The City was last night reeling at Stephen Hester's departure from Royal Bank of Scotland amid widespread praise for his work there.
Many seemed perplexed that Mr Hester should be disposed of when he was in an ideal position to launch the float. Several described his treatment as "shabby".
One senior banker from a rival UK lender pointed out that Mr Hester had the best contacts with international investors to lead the company back on to the stock market: "It does appear odd that Hester has been pushed over the side at this stage. His whole background is in investment banking, so who better to have started the privatisation? Also he has been involved in roadshows to the Middle and Far East. How are those sovereign wealth funds going to read this?"
Others queued up to defend Mr Hester's achievements in cleaning up RBS's disastrous balance sheet. He has managed to dispose of vast swaths of the toxic debt he inherited in the investment banking side of the business while also keeping the retail arm healthy, they said.
Robert Talbut, chief investment officer at Royal London Asset Management and head of the Association of British Insurers' influential investment committee, said: "I think history will be a lot kinder to Stephen Hester than perhaps some current commentators think.
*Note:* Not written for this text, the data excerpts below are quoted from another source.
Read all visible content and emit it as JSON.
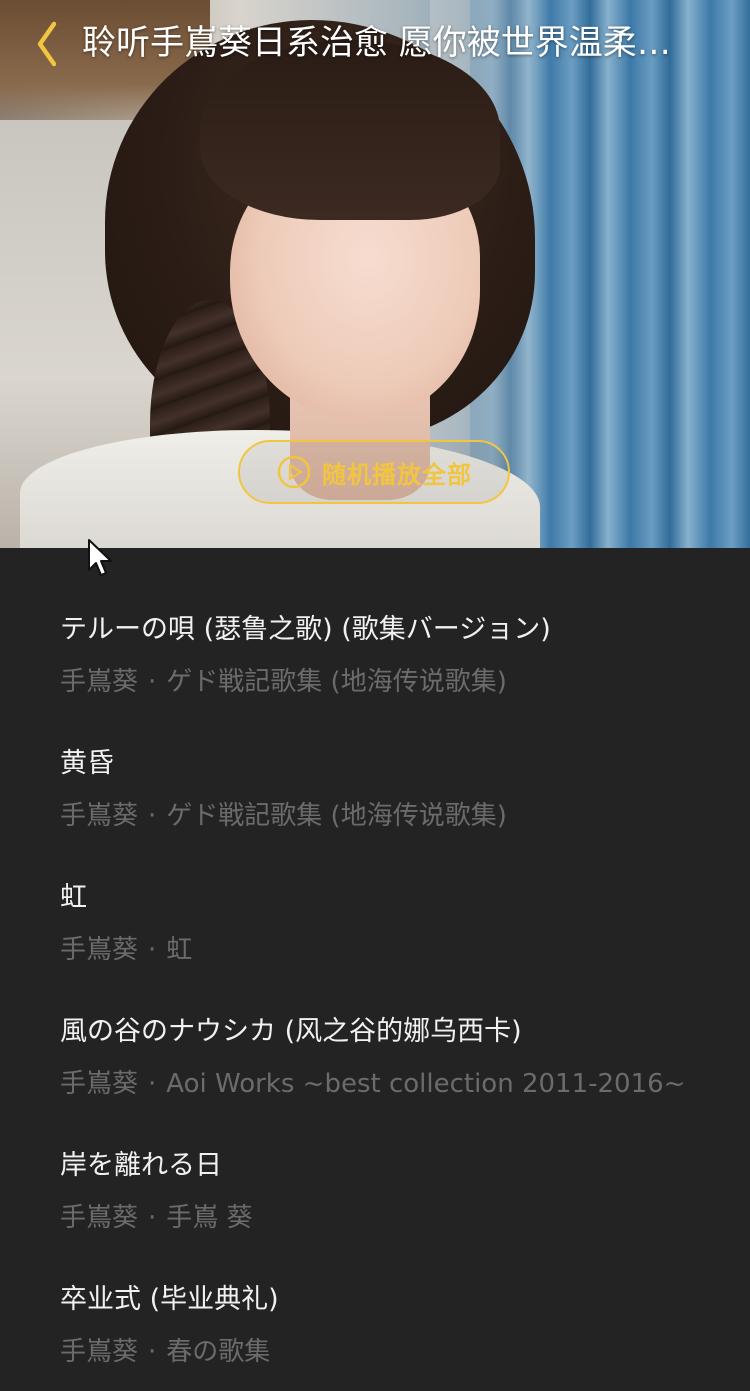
{
  "header": {
    "title": "聆听手嶌葵日系治愈 愿你被世界温柔以待",
    "back_icon": "chevron-left-icon",
    "accent_color": "#f2c541"
  },
  "cover": {
    "shuffle_label": "随机播放全部",
    "shuffle_icon": "play-circle-icon"
  },
  "songs": [
    {
      "title": "テルーの唄 (瑟鲁之歌) (歌集バージョン)",
      "artist": "手嶌葵",
      "separator": "·",
      "album": "ゲド戦記歌集 (地海传说歌集)"
    },
    {
      "title": "黄昏",
      "artist": "手嶌葵",
      "separator": "·",
      "album": "ゲド戦記歌集 (地海传说歌集)"
    },
    {
      "title": "虹",
      "artist": "手嶌葵",
      "separator": "·",
      "album": "虹"
    },
    {
      "title": "風の谷のナウシカ (风之谷的娜乌西卡)",
      "artist": "手嶌葵",
      "separator": "·",
      "album": "Aoi Works ~best collection 2011-2016~"
    },
    {
      "title": "岸を離れる日",
      "artist": "手嶌葵",
      "separator": "·",
      "album": "手嶌 葵"
    },
    {
      "title": "卒业式 (毕业典礼)",
      "artist": "手嶌葵",
      "separator": "·",
      "album": "春の歌集"
    }
  ],
  "colors": {
    "list_background": "#232323",
    "title_text": "#f1f1f1",
    "subtitle_text": "#6b6b6b"
  }
}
He took over RBS in a distressed situation and has nursed it back to reasonable financial health."
A senior executive at a rival bank to RBS said: "He has done a terrific job for RBS and the taxpayer. Who could believe at the height of the financial crisis that we would be talking about floating the bank this year? People forget, he was not part of the crisis in banking, he was brought in clear it up."
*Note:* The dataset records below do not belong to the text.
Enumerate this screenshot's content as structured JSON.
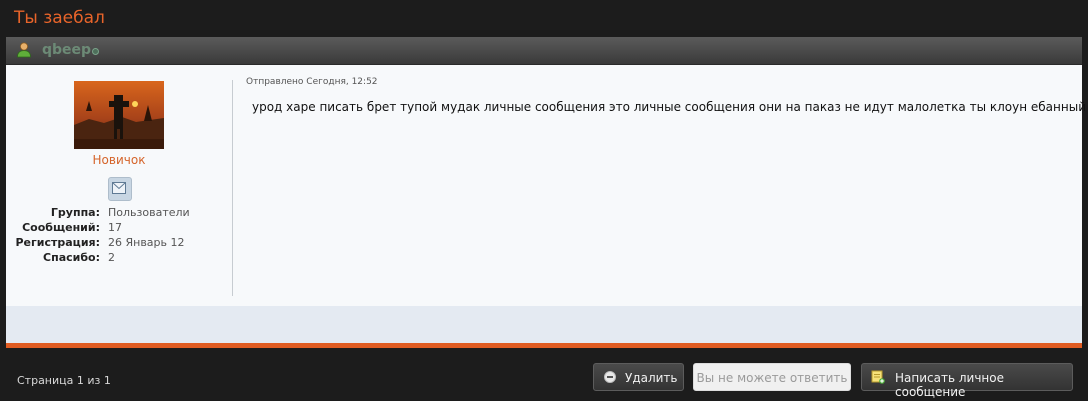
{
  "topic": {
    "title": "Ты заебал"
  },
  "author": {
    "name": "qbeep",
    "rank": "Новичок",
    "stats": [
      {
        "label": "Группа:",
        "value": "Пользователи"
      },
      {
        "label": "Сообщений:",
        "value": "17"
      },
      {
        "label": "Регистрация:",
        "value": "26 Январь 12"
      },
      {
        "label": "Спасибо:",
        "value": "2"
      }
    ]
  },
  "post": {
    "meta": "Отправлено Сегодня, 12:52",
    "body": "урод харе писать брет тупой мудак личные сообщения это личные сообщения они на паказ не идут малолетка ты клоун ебанный )_"
  },
  "pagination": {
    "text": "Страница 1 из 1"
  },
  "actions": {
    "delete_label": "Удалить",
    "no_reply_label": "Вы не можете ответить",
    "compose_label": "Написать личное сообщение"
  },
  "colors": {
    "accent": "#e05c22",
    "title": "#e8642a",
    "background": "#1c1c1c",
    "post_bg": "#f7f9fb"
  },
  "icons": {
    "user": "user-icon",
    "status": "online-status-icon",
    "pm": "envelope-icon",
    "delete": "minus-circle-icon",
    "compose": "note-add-icon"
  }
}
He added that Mr Hester would now be able to earn more elsewhere as an expert in turning businesses around, given his achievements both at RBS and Abbey National.
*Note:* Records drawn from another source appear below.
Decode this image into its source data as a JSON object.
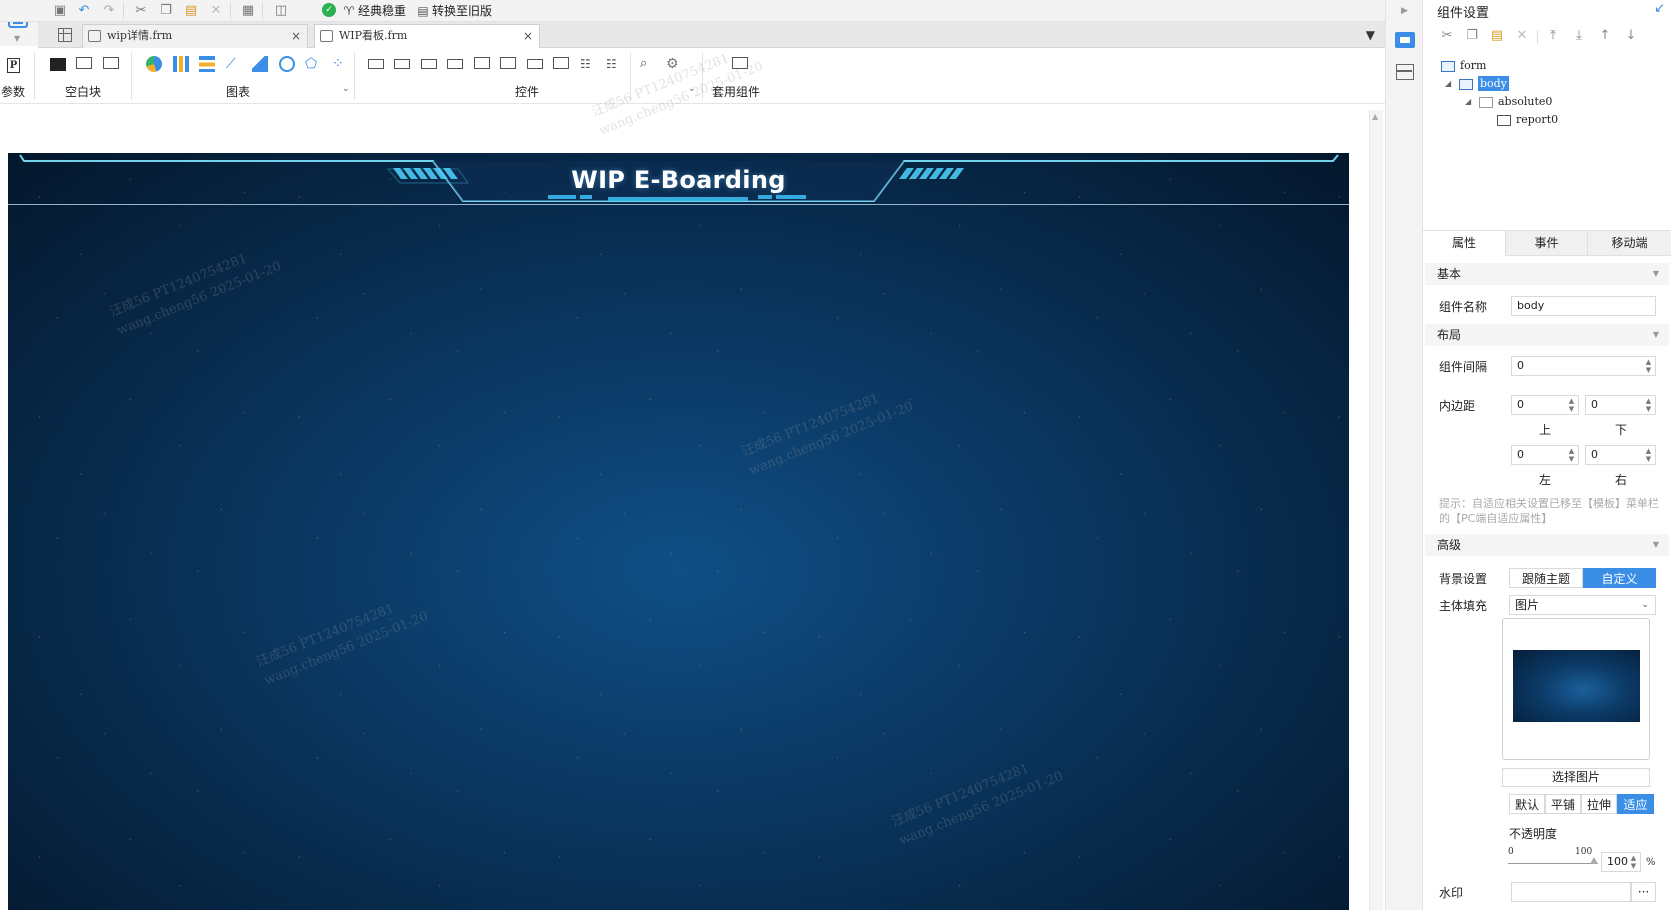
{
  "toolbar": {
    "classic_label": "经典稳重",
    "convert_label": "转换至旧版"
  },
  "tabs": [
    {
      "label": "wip详情.frm",
      "active": false
    },
    {
      "label": "WIP看板.frm",
      "active": true
    }
  ],
  "ribbon": {
    "params_label": "参数",
    "blank_label": "空白块",
    "chart_label": "图表",
    "widget_label": "控件",
    "template_label": "套用组件"
  },
  "canvas": {
    "title": "WIP E-Boarding"
  },
  "watermark": {
    "line1": "汪成56 PT1240754281",
    "line2": "wang.cheng56 2025-01-20"
  },
  "panel": {
    "title": "组件设置",
    "tree": {
      "form": "form",
      "body": "body",
      "absolute": "absolute0",
      "report": "report0"
    },
    "tabs": [
      "属性",
      "事件",
      "移动端"
    ],
    "basic_section": "基本",
    "name_label": "组件名称",
    "name_value": "body",
    "layout_section": "布局",
    "gap_label": "组件间隔",
    "gap_value": "0",
    "padding_label": "内边距",
    "pad_top": "0",
    "pad_bottom": "0",
    "pad_left": "0",
    "pad_right": "0",
    "top_label": "上",
    "bottom_label": "下",
    "left_label": "左",
    "right_label": "右",
    "hint": "提示：自适应相关设置已移至【模板】菜单栏的【PC端自适应属性】",
    "advanced_section": "高级",
    "bg_label": "背景设置",
    "bg_follow": "跟随主题",
    "bg_custom": "自定义",
    "fill_label": "主体填充",
    "fill_value": "图片",
    "choose_image": "选择图片",
    "mode_default": "默认",
    "mode_tile": "平铺",
    "mode_stretch": "拉伸",
    "mode_fit": "适应",
    "opacity_label": "不透明度",
    "opacity_min": "0",
    "opacity_max": "100",
    "opacity_value": "100",
    "opacity_unit": "%",
    "watermark_label": "水印",
    "watermark_btn": "···"
  }
}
Some bankers reported that there had been rumours that Mr Hester might not have been prepared to make a long enough commitment to stay with the business post-float.
"There has been speculation that he wants to make some 'serious money' before reaching retirement age," said one.
The manner of his departure also led to questions, with one senior banker saying: "The City will want to know more. Did he fall out with the Chancellor? In particular, does his pay-off include a gagging clause?"
David Buik, the City commentator, declared: "Whether he was shoved or resigned, I think he was scurrilously treated. Hester's job was work in progress. The balance sheet has been reduced from £2.2 trillion to £1.4 trillion, assets have been disposed of and there is a healthier outlook. There is no case for RBS to be privatised or split. It is far too early in the recovery process.
"Whoever takes over will need to be a man of steel and not one who panders to politicians."